Both these changes raised operational complexities that increased the risk of businesses unknowingly violating the law. 

The combination of large sectoral exceptions, new requirements beyond those in the CCPA, and class-action enforcement risk created enough controversy that the bill did not move forward. The latter two factors similarly thwarted the Washington Privacy Act earlier this year, which had been introduced with significant fanfare as a possible alternative to the CCPA.  

What lesson can be drawn from the Illinois bill’s demise? 

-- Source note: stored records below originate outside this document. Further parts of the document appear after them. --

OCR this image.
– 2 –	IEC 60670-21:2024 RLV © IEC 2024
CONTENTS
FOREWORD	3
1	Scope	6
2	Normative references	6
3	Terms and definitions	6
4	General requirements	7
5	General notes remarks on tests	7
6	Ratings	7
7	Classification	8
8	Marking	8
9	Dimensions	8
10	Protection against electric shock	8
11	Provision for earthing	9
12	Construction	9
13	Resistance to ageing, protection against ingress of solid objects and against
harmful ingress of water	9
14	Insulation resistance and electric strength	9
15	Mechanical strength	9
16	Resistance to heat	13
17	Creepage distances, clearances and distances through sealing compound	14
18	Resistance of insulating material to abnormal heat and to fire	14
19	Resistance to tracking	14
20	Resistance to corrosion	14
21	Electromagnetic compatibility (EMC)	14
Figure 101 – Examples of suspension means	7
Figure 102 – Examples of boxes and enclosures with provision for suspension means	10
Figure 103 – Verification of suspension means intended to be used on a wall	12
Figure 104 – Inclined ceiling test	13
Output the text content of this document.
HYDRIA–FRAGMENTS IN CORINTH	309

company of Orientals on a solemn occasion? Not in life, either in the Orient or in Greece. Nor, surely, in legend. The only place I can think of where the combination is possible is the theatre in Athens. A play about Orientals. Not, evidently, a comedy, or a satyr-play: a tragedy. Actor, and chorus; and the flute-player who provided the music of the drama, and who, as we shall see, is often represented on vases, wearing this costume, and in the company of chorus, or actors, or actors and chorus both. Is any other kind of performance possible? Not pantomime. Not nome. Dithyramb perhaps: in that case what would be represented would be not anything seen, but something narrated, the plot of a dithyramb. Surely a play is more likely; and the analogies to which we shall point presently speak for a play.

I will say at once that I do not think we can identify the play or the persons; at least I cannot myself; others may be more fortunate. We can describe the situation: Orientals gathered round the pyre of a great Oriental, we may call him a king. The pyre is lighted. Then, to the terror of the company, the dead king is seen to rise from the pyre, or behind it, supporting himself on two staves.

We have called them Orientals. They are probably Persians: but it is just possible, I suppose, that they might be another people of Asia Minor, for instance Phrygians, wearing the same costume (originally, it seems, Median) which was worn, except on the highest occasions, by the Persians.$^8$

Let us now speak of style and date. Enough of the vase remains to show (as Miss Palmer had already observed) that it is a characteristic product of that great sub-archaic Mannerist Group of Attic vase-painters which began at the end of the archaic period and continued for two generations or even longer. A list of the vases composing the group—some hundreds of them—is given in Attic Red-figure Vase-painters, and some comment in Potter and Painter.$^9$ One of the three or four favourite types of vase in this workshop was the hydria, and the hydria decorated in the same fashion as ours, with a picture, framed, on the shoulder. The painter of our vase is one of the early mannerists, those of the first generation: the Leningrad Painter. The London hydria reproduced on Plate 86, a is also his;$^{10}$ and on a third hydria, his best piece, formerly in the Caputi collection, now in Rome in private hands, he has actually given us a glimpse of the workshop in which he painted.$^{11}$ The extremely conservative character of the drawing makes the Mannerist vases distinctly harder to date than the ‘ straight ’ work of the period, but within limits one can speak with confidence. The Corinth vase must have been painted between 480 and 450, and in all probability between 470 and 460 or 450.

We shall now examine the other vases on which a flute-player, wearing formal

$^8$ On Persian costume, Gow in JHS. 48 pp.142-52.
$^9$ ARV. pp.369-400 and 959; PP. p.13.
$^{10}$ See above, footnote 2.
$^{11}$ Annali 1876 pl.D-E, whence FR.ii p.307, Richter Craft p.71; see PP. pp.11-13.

A plausible one is that outlier requirements beyond the CCPA and private rights of action to enforce the highly operational CCPA rights both make omnibus state privacy bills more difficult to pass, even in deep blue states such as Illinois. By this measure, pending privacy bills in New York and Puerto Rico look like long shots to pass this year, at least in their current form. But state bills can move through legislatures very quickly, and CCPA-style bills are pending in both jurisdictions, as well as in New Jersey. 

Jim Halpert is a partner at DLA Piper, representing a coalition of Fortune 500 companies, and has helped draft more than 200 U.S. state privacy, data security breach notification laws and consumer protection laws.